It's been a dozen years since YouTube began supporting 4K videos and while viewership at that resolution is presumably pretty low relative to 1080p, those who have great internet and center their shortform binging around their 4K TVs or the few 4K phones out there will generally want to get all the pixels they can. But that desire may become ensnared with extra costs if a recent development pans out.

A sprinkling of reports, most prominently on Reddit, have cropped up over the past month depicting the 2160p tier in YouTube's resolution picker has been tagged as Premium. Users are prompted to "tap to upgrade." Of course, that's led people to fear that 4K viewing may soon be limited to subscribers of YouTube Premium.

The program, currently $12 per month, offers ad-free viewing with the option for background play (listening to the audio while using other apps), in-app downloads, and access to YouTube Music Premium.

As 9to5Google rightly points out, Google has been cutting costs and maximizing revenues in a number of ways recently. The fact that its cloud gaming venture, Stadia, has had a Pro subscription tier which charged for 4K resolution streaming gives the company some precedent to stand on (not that it means much considering it's due to shut down early next year).

All that said, folding 4K viewing into YouTube Premium would still be a regressive move — one likely not to be appreciated by Premium subscribers to a great extent, which is good news for YouTube in limiting its bandwidth usage.
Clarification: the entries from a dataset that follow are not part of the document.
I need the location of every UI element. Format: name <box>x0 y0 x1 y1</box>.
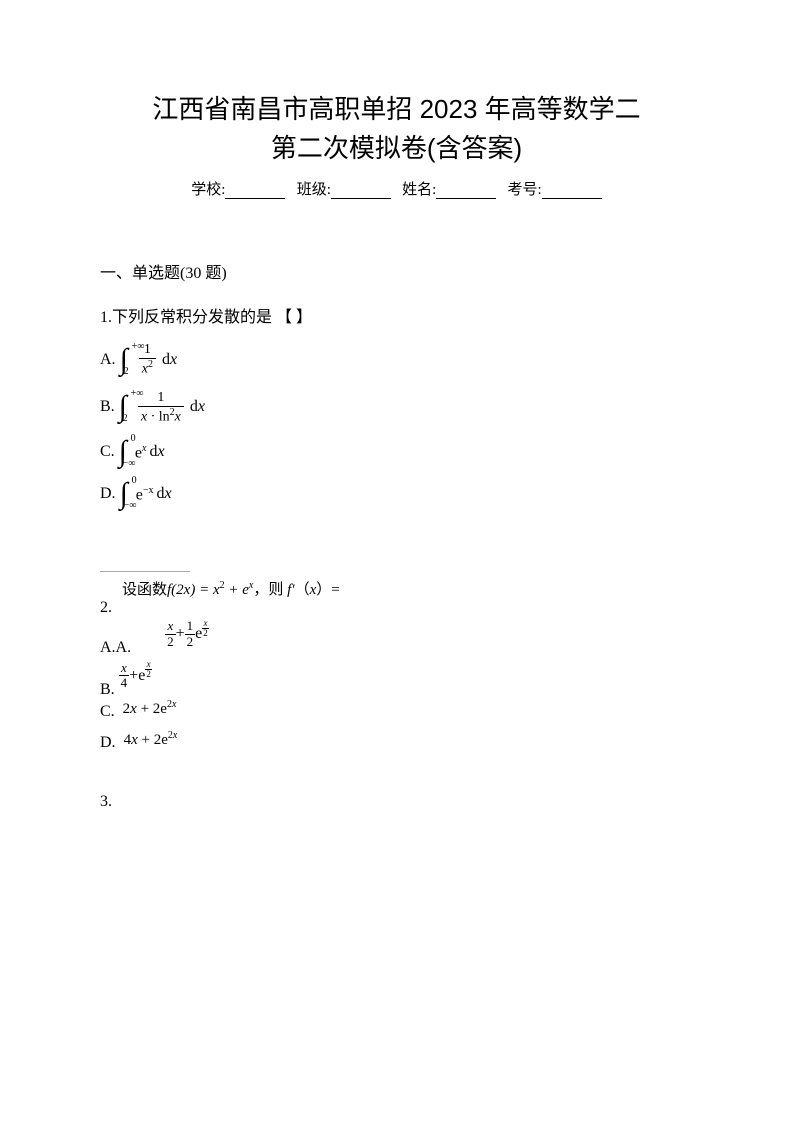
q2-b-label: B. <box>100 681 115 699</box>
q1-c-lower: −∞ <box>123 459 136 469</box>
question-3: 3. <box>100 793 693 811</box>
q2-a-en: x <box>203 619 209 628</box>
q1-a-label: A. <box>100 351 116 369</box>
q1-option-a: A. ∫ +∞ 2 1 x2 dx <box>100 342 693 378</box>
page-title-line1: 江西省南昌市高职单招 2023 年高等数学二 <box>100 90 693 129</box>
q2-a-ed: 2 <box>202 628 209 638</box>
form-examid-blank <box>542 183 602 199</box>
q1-d-upper: 0 <box>132 476 137 486</box>
q3-number: 3. <box>100 793 112 810</box>
form-examid-label: 考号: <box>508 182 542 198</box>
q1-option-d: D. ∫ 0 −∞ e−x dx <box>100 479 693 509</box>
q2-d-math: 4x + 2e2x <box>124 730 178 749</box>
form-name-blank <box>436 183 496 199</box>
integral-icon: ∫ 0 −∞ <box>119 437 127 467</box>
form-class-blank <box>331 183 391 199</box>
q2-b-f1d: 4 <box>119 675 130 690</box>
q2-b-plus: + <box>129 667 138 685</box>
q1-b-label: B. <box>100 398 115 416</box>
section-1-title: 一、单选题(30 题) <box>100 259 693 283</box>
q1-a-upper: +∞ <box>132 342 145 352</box>
q2-b-ed: 2 <box>145 669 152 679</box>
q2-option-a: A.A. x 2 + 1 2 e x 2 <box>100 619 693 649</box>
q1-c-integrand: ex <box>135 443 147 462</box>
q1-d-dx: dx <box>157 485 172 503</box>
q2-c-math: 2x + 2e2x <box>123 699 177 718</box>
q1-a-dx: dx <box>162 351 177 369</box>
q1-c-exp: x <box>142 443 146 454</box>
q2-a-math: x 2 + 1 2 e x 2 <box>165 619 209 649</box>
q2-a-f2n: 1 <box>185 619 196 633</box>
q1-number: 1. <box>100 309 112 326</box>
form-school-blank <box>225 183 285 199</box>
q1-d-math: ∫ 0 −∞ e−x dx <box>120 479 172 509</box>
q2-stem-prefix: 设函数 <box>122 578 167 599</box>
q1-a-lower: 2 <box>124 367 129 377</box>
q2-c-label: C. <box>100 703 115 721</box>
question-1: 1.下列反常积分发散的是 【 】 <box>100 303 693 327</box>
q1-d-exp: −x <box>143 485 154 496</box>
q1-b-dx: dx <box>190 398 205 416</box>
q2-stem-suffix: ，则 f′（x）= <box>253 578 339 599</box>
q1-b-math: ∫ +∞ 2 1 x · ln2x dx <box>119 390 205 426</box>
q2-stem-math: f(2x) = x2 + ex <box>167 580 253 599</box>
q1-option-b: B. ∫ +∞ 2 1 x · ln2x dx <box>100 390 693 426</box>
q1-option-c: C. ∫ 0 −∞ ex dx <box>100 437 693 467</box>
q2-b-e: e <box>138 667 145 685</box>
q1-a-den-exp: 2 <box>148 359 153 370</box>
q2-a-label: A.A. <box>100 639 131 657</box>
question-2-stem-row: 2. 设函数 f(2x) = x2 + ex ，则 f′（x）= <box>120 578 693 599</box>
integral-icon: ∫ +∞ 2 <box>119 392 127 422</box>
q1-c-upper: 0 <box>131 434 136 444</box>
form-school-label: 学校: <box>191 182 225 198</box>
q1-b-frac-den: x · ln2x <box>138 406 184 426</box>
integral-icon: ∫ 0 −∞ <box>120 479 128 509</box>
q2-b-f1n: x <box>119 661 129 675</box>
q2-option-b: B. x 4 + e x 2 <box>100 661 693 691</box>
page-title-line2: 第二次模拟卷(含答案) <box>100 129 693 168</box>
form-class-label: 班级: <box>297 182 331 198</box>
form-name-label: 姓名: <box>402 182 436 198</box>
q1-d-lower: −∞ <box>124 501 137 511</box>
q2-b-exp: x 2 <box>145 660 152 679</box>
q2-a-exp: x 2 <box>202 619 209 638</box>
q2-d-label: D. <box>100 734 116 752</box>
q2-a-plus: + <box>176 625 185 643</box>
integral-icon: ∫ +∞ 2 <box>120 345 128 375</box>
q1-d-integrand: e−x <box>136 485 154 504</box>
q2-a-f2d: 2 <box>185 634 196 649</box>
q1-a-math: ∫ +∞ 2 1 x2 dx <box>120 342 178 378</box>
q1-c-label: C. <box>100 443 115 461</box>
q2-a-f1n: x <box>165 619 175 633</box>
q1-c-dx: dx <box>149 443 164 461</box>
q2-b-en: x <box>146 660 152 669</box>
q1-d-label: D. <box>100 485 116 503</box>
q2-separator <box>100 571 190 572</box>
q1-b-frac-num: 1 <box>154 390 167 406</box>
q2-a-f1d: 2 <box>165 634 176 649</box>
q1-b-frac: 1 x · ln2x <box>138 390 184 426</box>
q2-a-frac1: x 2 <box>165 619 176 649</box>
q1-b-lower: 2 <box>123 414 128 424</box>
q2-b-math: x 4 + e x 2 <box>119 661 152 691</box>
q2-option-c: C. 2x + 2e2x <box>100 703 693 722</box>
q2-a-e: e <box>195 625 202 643</box>
form-line: 学校: 班级: 姓名: 考号: <box>100 178 693 199</box>
q1-stem: 下列反常积分发散的是 【 】 <box>112 309 312 326</box>
q1-b-upper: +∞ <box>131 389 144 399</box>
q2-b-frac1: x 4 <box>119 661 130 691</box>
q2-option-d: D. 4x + 2e2x <box>100 734 693 753</box>
q1-a-frac-den: x2 <box>139 358 156 378</box>
q2-a-frac2: 1 2 <box>185 619 196 649</box>
q2-number: 2. <box>100 599 112 617</box>
q1-c-math: ∫ 0 −∞ ex dx <box>119 437 165 467</box>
That said, if the platform does go ahead, we'll want to see what happens with 1440p streaming and whether the roughly 56% savings on data will actually matter.

When asked for comment, a YouTube spokesperson told Android Police that it had nothing to share at this time.

UPDATE: 2022/10/17 19:07 EST BY STEPHEN SCHENCK

Experiment concluded

YouTube's Premium 4K paywall experiment is now over.